El primer Diálogo Global de las Naciones Unidas sobre la Gobernanza de la Inteligencia Artificial concluyó en Ginebra con advertencias contundentes de que la ciencia aún no puede garantizar que los sistemas avanzados de IA no causen daños catastróficos, mientras una nueva comisión mundial que reúne a líderes tecnológicos y jefes de Estado se congrega este miércoles en la ciudad suiza.
La cumbre de dos días, celebrada el 6 y el 7 de julio, reunió a gobiernos, empresas tecnológicas, académicos y grupos de la sociedad civil en la primera gran prueba de la nueva arquitectura de la ONU para supervisar la inteligencia artificial. El encuentro se apoyó en el trabajo del Panel Científico Internacional Independiente sobre IA, un órgano de 40 expertos procedentes de todas las regiones del mundo que publicó su primer informe de evaluación el 1 de julio.
Yoshua Bengio, copresidente del panel y uno de los investigadores más citados del campo, dijo a los delegados que la ciencia actualmente no puede garantizar que la IA no cause daños catastróficos a medida que sus capacidades siguen aumentando, ya sea por sí sola o en manos de usuarios malintencionados. Su copresidenta, la premio Nobel de la Paz Maria Ressa, advirtió que la manipulación impulsada por la IA amenaza la integridad de la información en todo el mundo, y describió el riesgo como una posible catástrofe informativa con consecuencias para todas las democracias.

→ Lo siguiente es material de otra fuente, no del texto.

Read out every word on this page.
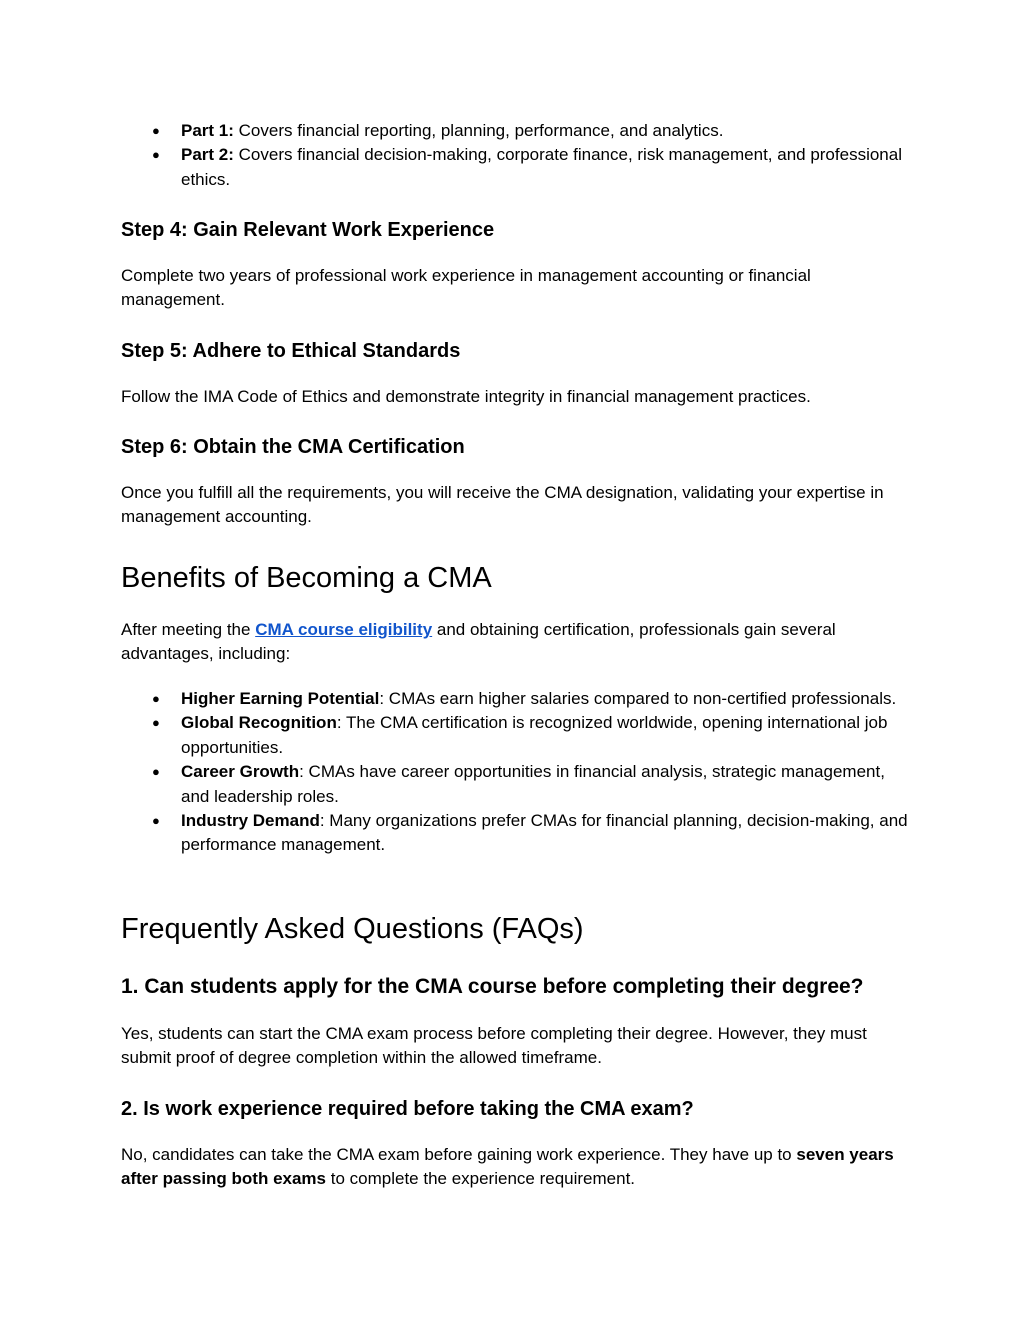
● Part 1: Covers financial reporting, planning, performance, and analytics.
● Part 2: Covers financial decision-making, corporate finance, risk management, and professional ethics.
Step 4: Gain Relevant Work Experience

Complete two years of professional work experience in management accounting or financial management.

Step 5: Adhere to Ethical Standards

Follow the IMA Code of Ethics and demonstrate integrity in financial management practices.

Step 6: Obtain the CMA Certification

Once you fulfill all the requirements, you will receive the CMA designation, validating your expertise in management accounting.

Benefits of Becoming a CMA

After meeting the CMA course eligibility and obtaining certification, professionals gain several advantages, including:

● Higher Earning Potential: CMAs earn higher salaries compared to non-certified professionals.
● Global Recognition: The CMA certification is recognized worldwide, opening international job opportunities.
● Career Growth: CMAs have career opportunities in financial analysis, strategic management, and leadership roles.
● Industry Demand: Many organizations prefer CMAs for financial planning, decision-making, and performance management.
Frequently Asked Questions (FAQs)
1. Can students apply for the CMA course before completing their degree?

Yes, students can start the CMA exam process before completing their degree. However, they must submit proof of degree completion within the allowed timeframe.

2. Is work experience required before taking the CMA exam?

No, candidates can take the CMA exam before gaining work experience. They have up to seven years after passing both exams to complete the experience requirement.
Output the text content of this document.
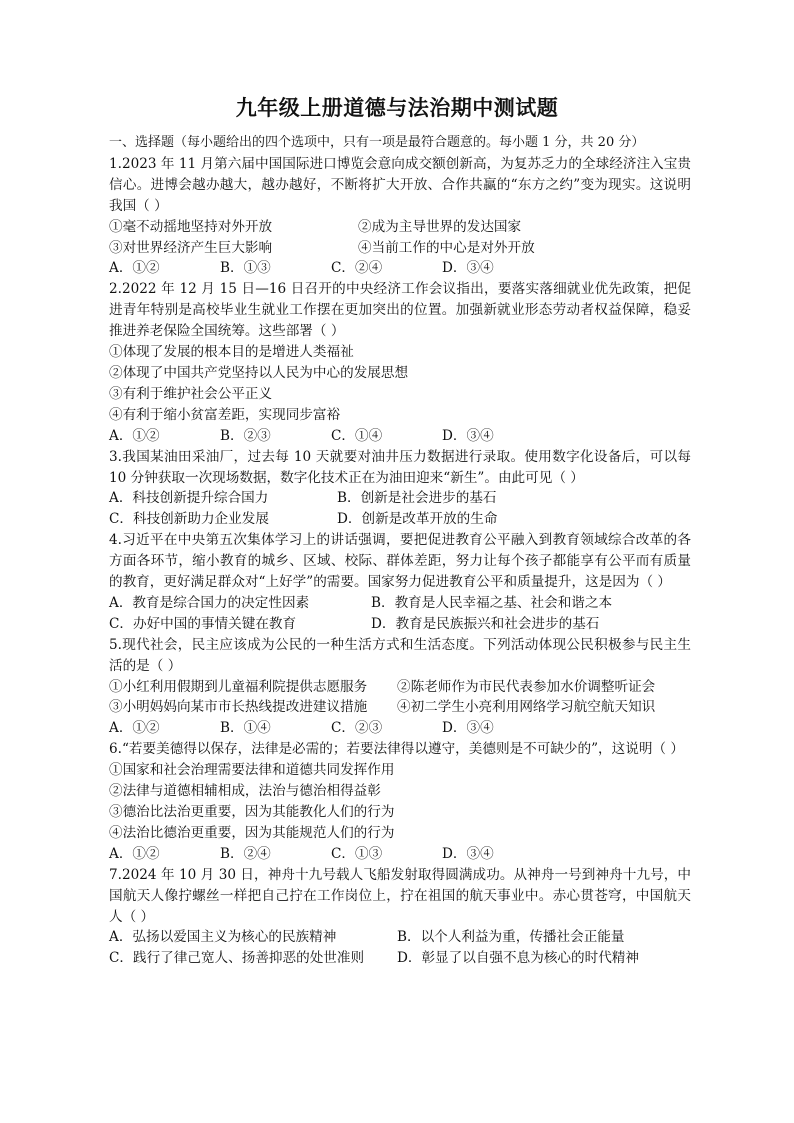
九年级上册道德与法治期中测试题

一、选择题（每小题给出的四个选项中，只有一项是最符合题意的。每小题 1 分，共 20 分）

1.2023 年 11 月第六届中国国际进口博览会意向成交额创新高，为复苏乏力的全球经济注入宝贵信心。进博会越办越大，越办越好，不断将扩大开放、合作共赢的“东方之约”变为现实。这说明我国（ ）

①毫不动摇地坚持对外开放	②成为主导世界的发达国家
③对世界经济产生巨大影响	④当前工作的中心是对外开放
A．①②	B．①③	C．②④	D．③④

2.2022 年 12 月 15 日—16 日召开的中央经济工作会议指出，要落实落细就业优先政策，把促进青年特别是高校毕业生就业工作摆在更加突出的位置。加强新就业形态劳动者权益保障，稳妥推进养老保险全国统筹。这些部署（ ）

①体现了发展的根本目的是增进人类福祉

②体现了中国共产党坚持以人民为中心的发展思想

③有利于维护社会公平正义

④有利于缩小贫富差距，实现同步富裕

A．①②	B．②③	C．①④	D．③④

3.我国某油田采油厂，过去每 10 天就要对油井压力数据进行录取。使用数字化设备后，可以每 10 分钟获取一次现场数据，数字化技术正在为油田迎来“新生”。由此可见（ ）

A．科技创新提升综合国力	B．创新是社会进步的基石
C．科技创新助力企业发展	D．创新是改革开放的生命

4.习近平在中央第五次集体学习上的讲话强调，要把促进教育公平融入到教育领域综合改革的各方面各环节，缩小教育的城乡、区域、校际、群体差距，努力让每个孩子都能享有公平而有质量的教育，更好满足群众对“上好学”的需要。国家努力促进教育公平和质量提升，这是因为（ ）

A．教育是综合国力的决定性因素	B．教育是人民幸福之基、社会和谐之本
C．办好中国的事情关键在教育	D．教育是民族振兴和社会进步的基石

5.现代社会，民主应该成为公民的一种生活方式和生活态度。下列活动体现公民积极参与民主生活的是（ ）

①小红利用假期到儿童福利院提供志愿服务	②陈老师作为市民代表参加水价调整听证会
③小明妈妈向某市市长热线提改进建议措施	④初二学生小亮利用网络学习航空航天知识
A．①②	B．①④	C．②③	D．③④

6.“若要美德得以保存，法律是必需的；若要法律得以遵守，美德则是不可缺少的”，这说明（ ）

①国家和社会治理需要法律和道德共同发挥作用

②法律与道德相辅相成，法治与德治相得益彰

③德治比法治更重要，因为其能教化人们的行为

④法治比德治更重要，因为其能规范人们的行为

A．①②	B．②④	C．①③	D．③④

7.2024 年 10 月 30 日，神舟十九号载人飞船发射取得圆满成功。从神舟一号到神舟十九号，中国航天人像拧螺丝一样把自己拧在工作岗位上，拧在祖国的航天事业中。赤心贯苍穹，中国航天人（ ）

A．弘扬以爱国主义为核心的民族精神	B．以个人利益为重，传播社会正能量
C．践行了律己宽人、扬善抑恶的处世准则	D．彰显了以自强不息为核心的时代精神
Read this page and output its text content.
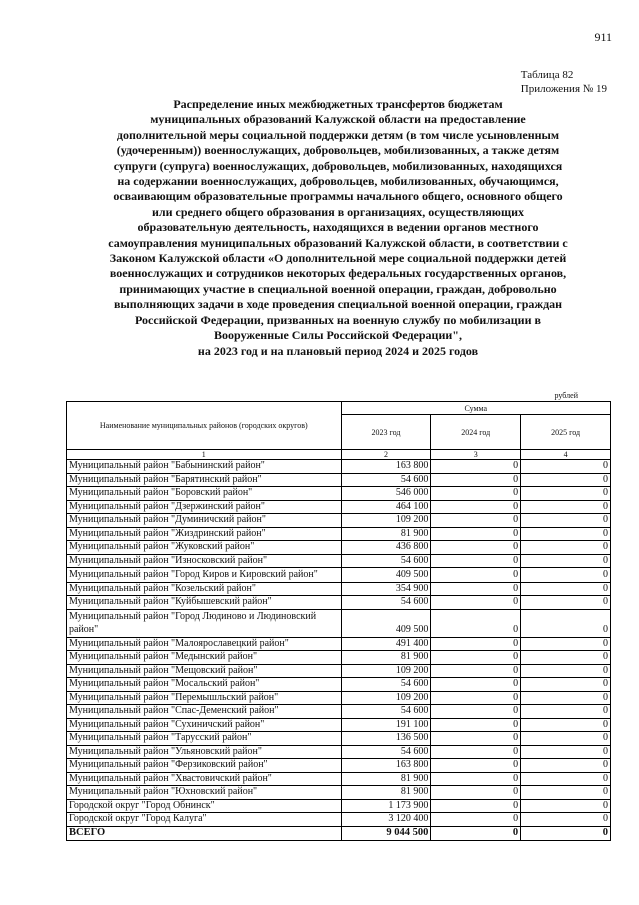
911
Таблица 82
Приложения № 19
Распределение иных межбюджетных трансфертов бюджетам
муниципальных образований Калужской области на предоставление
дополнительной меры социальной поддержки детям (в том числе усыновленным
(удочеренным)) военнослужащих, добровольцев, мобилизованных, а также детям
супруги (супруга) военнослужащих, добровольцев, мобилизованных, находящихся
на содержании военнослужащих, добровольцев, мобилизованных, обучающимся,
осваивающим образовательные программы начального общего, основного общего
или среднего общего образования в организациях, осуществляющих
образовательную деятельность, находящихся в ведении органов местного
самоуправления муниципальных образований Калужской области, в соответствии с
Законом Калужской области «О дополнительной мере социальной поддержки детей
военнослужащих и сотрудников некоторых федеральных государственных органов,
принимающих участие в специальной военной операции, граждан, добровольно
выполняющих задачи в ходе проведения специальной военной операции, граждан
Российской Федерации, призванных на военную службу по мобилизации в
Вооруженные Силы Российской Федерации",
на 2023 год и на плановый период 2024 и 2025 годов
рублей
Наименование муниципальных районов (городских округов)	Сумма		
	2023 год	2024 год	2025 год
1	2	3	4
Муниципальный район "Бабынинский район"	163 800	0	0
Муниципальный район "Барятинский район"	54 600	0	0
Муниципальный район "Боровский район"	546 000	0	0
Муниципальный район "Дзержинский район"	464 100	0	0
Муниципальный район "Думиничский район"	109 200	0	0
Муниципальный район "Жиздринский район"	81 900	0	0
Муниципальный район "Жуковский район"	436 800	0	0
Муниципальный район "Износковский район"	54 600	0	0
Муниципальный район "Город Киров и Кировский район"	409 500	0	0
Муниципальный район "Козельский район"	354 900	0	0
Муниципальный район "Куйбышевский район"	54 600	0	0
Муниципальный район "Город Людиново и Людиновский район"	409 500	0	0
Муниципальный район "Малоярославецкий район"	491 400	0	0
Муниципальный район "Медынский район"	81 900	0	0
Муниципальный район "Мещовский район"	109 200	0	0
Муниципальный район "Мосальский район"	54 600	0	0
Муниципальный район "Перемышльский район"	109 200	0	0
Муниципальный район "Спас-Деменский район"	54 600	0	0
Муниципальный район "Сухиничский район"	191 100	0	0
Муниципальный район "Тарусский район"	136 500	0	0
Муниципальный район "Ульяновский район"	54 600	0	0
Муниципальный район "Ферзиковский район"	163 800	0	0
Муниципальный район "Хвастовичский район"	81 900	0	0
Муниципальный район "Юхновский район"	81 900	0	0
Городской округ "Город Обнинск"	1 173 900	0	0
Городской округ "Город Калуга"	3 120 400	0	0
ВСЕГО	9 044 500	0	0
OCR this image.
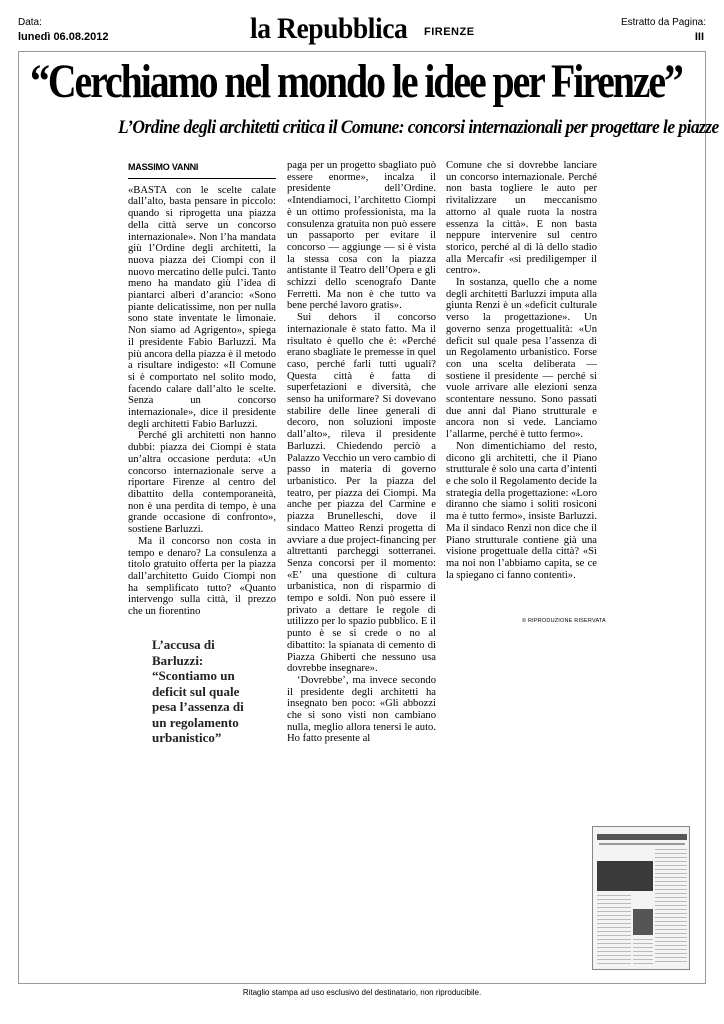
Data:
lunedì 06.08.2012	la Repubblica FIRENZE
Estratto da Pagina:
III
“Cerchiamo nel mondo le idee per Firenze”
L’Ordine degli architetti critica il Comune: concorsi internazionali per progettare le piazze
MASSIMO VANNI

«BASTA con le scelte calate dall’alto, basta pensare in piccolo: quando si riprogetta una piazza della città serve un concorso internazionale». Non l’ha mandata giù l’Ordine degli architetti, la nuova piazza dei Ciompi con il nuovo mercatino delle pulci. Tanto meno ha mandato giù l’idea di piantarci alberi d’arancio: «Sono piante delicatissime, non per nulla sono state inventate le limonaie. Non siamo ad Agrigento», spiega il presidente Fabio Barluzzi. Ma più ancora della piazza è il metodo a risultare indigesto: «Il Comune si è comportato nel solito modo, facendo calare dall’alto le scelte. Senza un concorso internazionale», dice il presidente degli architetti Fabio Barluzzi.

Perché gli architetti non hanno dubbi: piazza dei Ciompi è stata un’altra occasione perduta: «Un concorso internazionale serve a riportare Firenze al centro del dibattito della contemporaneità, non è una perdita di tempo, è una grande occasione di confronto», sostiene Barluzzi.

Ma il concorso non costa in tempo e denaro? La consulenza a titolo gratuito offerta per la piazza dall’architetto Guido Ciompi non ha semplificato tutto? «Quanto intervengo sulla città, il prezzo che un fiorentino

paga per un progetto sbagliato può essere enorme», incalza il presidente dell’Ordine. «Intendiamoci, l’architetto Ciompi è un ottimo professionista, ma la consulenza gratuita non può essere un passaporto per evitare il concorso — aggiunge — si è vista la stessa cosa con la piazza antistante il Teatro dell’Opera e gli schizzi dello scenografo Dante Ferretti. Ma non è che tutto va bene perché lavoro gratis».

Sui dehors il concorso internazionale è stato fatto. Ma il risultato è quello che è: «Perché erano sbagliate le premesse in quel caso, perché farli tutti uguali? Questa città è fatta di superfetazioni e diversità, che senso ha uniformare? Si dovevano stabilire delle linee generali di decoro, non soluzioni imposte dall’alto», rileva il presidente Barluzzi. Chiedendo perciò a Palazzo Vecchio un vero cambio di passo in materia di governo urbanistico. Per la piazza del teatro, per piazza dei Ciompi. Ma anche per piazza del Carmine e piazza Brunelleschi, dove il sindaco Matteo Renzi progetta di avviare a due project-financing per altrettanti parcheggi sotterranei. Senza concorsi per il momento: «E’ una questione di cultura urbanistica, non di risparmio di tempo e soldi. Non può essere il privato a dettare le regole di utilizzo per lo spazio pubblico. E il punto è se si crede o no al dibattito: la spianata di cemento di Piazza Ghiberti che nessuno usa dovrebbe insegnare».

‘Dovrebbe’, ma invece secondo il presidente degli architetti ha insegnato ben poco: «Gli abbozzi che si sono visti non cambiano nulla, meglio allora tenersi le auto. Ho fatto presente al

Comune che si dovrebbe lanciare un concorso internazionale. Perché non basta togliere le auto per rivitalizzare un meccanismo attorno al quale ruota la nostra essenza la città». E non basta neppure intervenire sul centro storico, perché al di là dello stadio alla Mercafir «si prediligemper il centro».

In sostanza, quello che a nome degli architetti Barluzzi imputa alla giunta Renzi è un «deficit culturale verso la progettazione». Un governo senza progettualità: «Un deficit sul quale pesa l’assenza di un Regolamento urbanistico. Forse con una scelta deliberata — sostiene il presidente — perché si vuole arrivare alle elezioni senza scontentare nessuno. Sono passati due anni dal Piano strutturale e ancora non si vede. Lanciamo l’allarme, perché è tutto fermo».

Non dimentichiamo del resto, dicono gli architetti, che il Piano strutturale è solo una carta d’intenti e che solo il Regolamento decide la strategia della progettazione: «Loro diranno che siamo i soliti rosiconi ma è tutto fermo», insiste Barluzzi. Ma il sindaco Renzi non dice che il Piano strutturale contiene già una visione progettuale della città? «Sì ma noi non l’abbiamo capita, se ce la spiegano ci fanno contenti».

L’accusa di
Barluzzi:
“Scontiamo un
deficit sul quale
pesa l’assenza di
un regolamento
urbanistico”
© RIPRODUZIONE RISERVATA
Ritaglio stampa ad uso esclusivo del destinatario, non riproducibile.
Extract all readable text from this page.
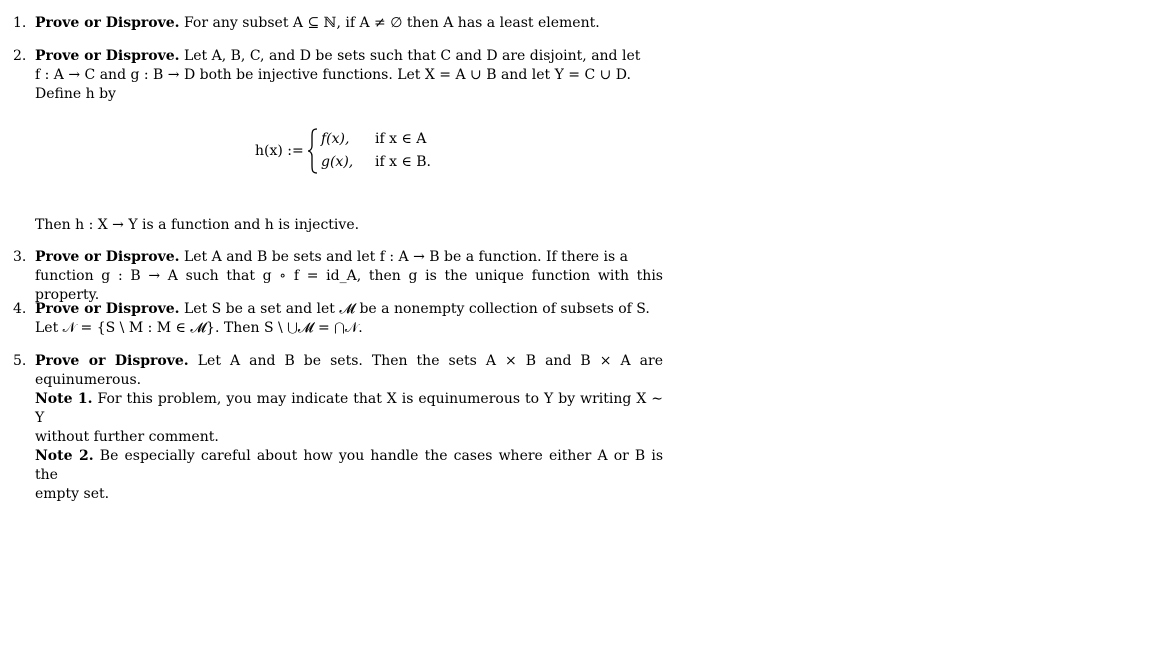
1. Prove or Disprove. For any subset A ⊆ ℕ, if A ≠ ∅ then A has a least element.

2. Prove or Disprove. Let A, B, C, and D be sets such that C and D are disjoint, and let

f : A → C and g : B → D both be injective functions. Let X = A ∪ B and let Y = C ∪ D.

Define h by

h(x) :=
f(x), if x ∈ A
g(x), if x ∈ B.

Then h : X → Y is a function and h is injective.

3. Prove or Disprove. Let A and B be sets and let f : A → B be a function. If there is a

function g : B → A such that g ∘ f = id_A, then g is the unique function with this property.

4. Prove or Disprove. Let S be a set and let 𝓜 be a nonempty collection of subsets of S.

Let 𝒩 = {S \ M : M ∈ 𝓜}. Then S \ ⋃𝓜 = ⋂𝒩.

5. Prove or Disprove. Let A and B be sets. Then the sets A × B and B × A are equinumerous.

Note 1. For this problem, you may indicate that X is equinumerous to Y by writing X ∼ Y

without further comment.

Note 2. Be especially careful about how you handle the cases where either A or B is the

empty set.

Los delegados subrayaron varias preocupaciones estructurales, entre ellas la concentración del desarrollo de la IA en solo dos países, Estados Unidos y China, y una brecha mundial cada vez mayor que deja a las naciones en desarrollo sin acceso a los beneficios de la tecnología. El diálogo, copresidido por el embajador estonio Rein Tammsaar y la embajadora salvadoreña Egriselda López, examinó también los riesgos de que la IA se utilice con fines coercitivos y la erosión gradual de las instituciones democráticas.
Las conversaciones buscan establecer salvaguardias universalmente aceptadas y mecanismos de gobernanza multilateral coordinados a través de la ONU, en un momento en que las regulaciones nacionales siguen fragmentadas. El impulso se traslada ahora a la Comisión Global AI for Good, un nuevo órgano lanzado junto con la Unión Internacional de Telecomunicaciones que celebra su primera reunión este miércoles en Ginebra, reuniendo a jefes de Estado y altos ejecutivos tecnológicos.
Los observadores advirtieron que unas normas internacionales vinculantes siguen estando lejos y que la verdadera medida del proceso de Ginebra será si los gobiernos convierten sus recomendaciones en políticas nacionales. Se espera que el panel científico continúe publicando evaluaciones periódicas, ofreciendo a los responsables políticos una base común de evidencia mientras las capacidades de la IA avanzan a un ritmo que los reguladores apenas logran seguir.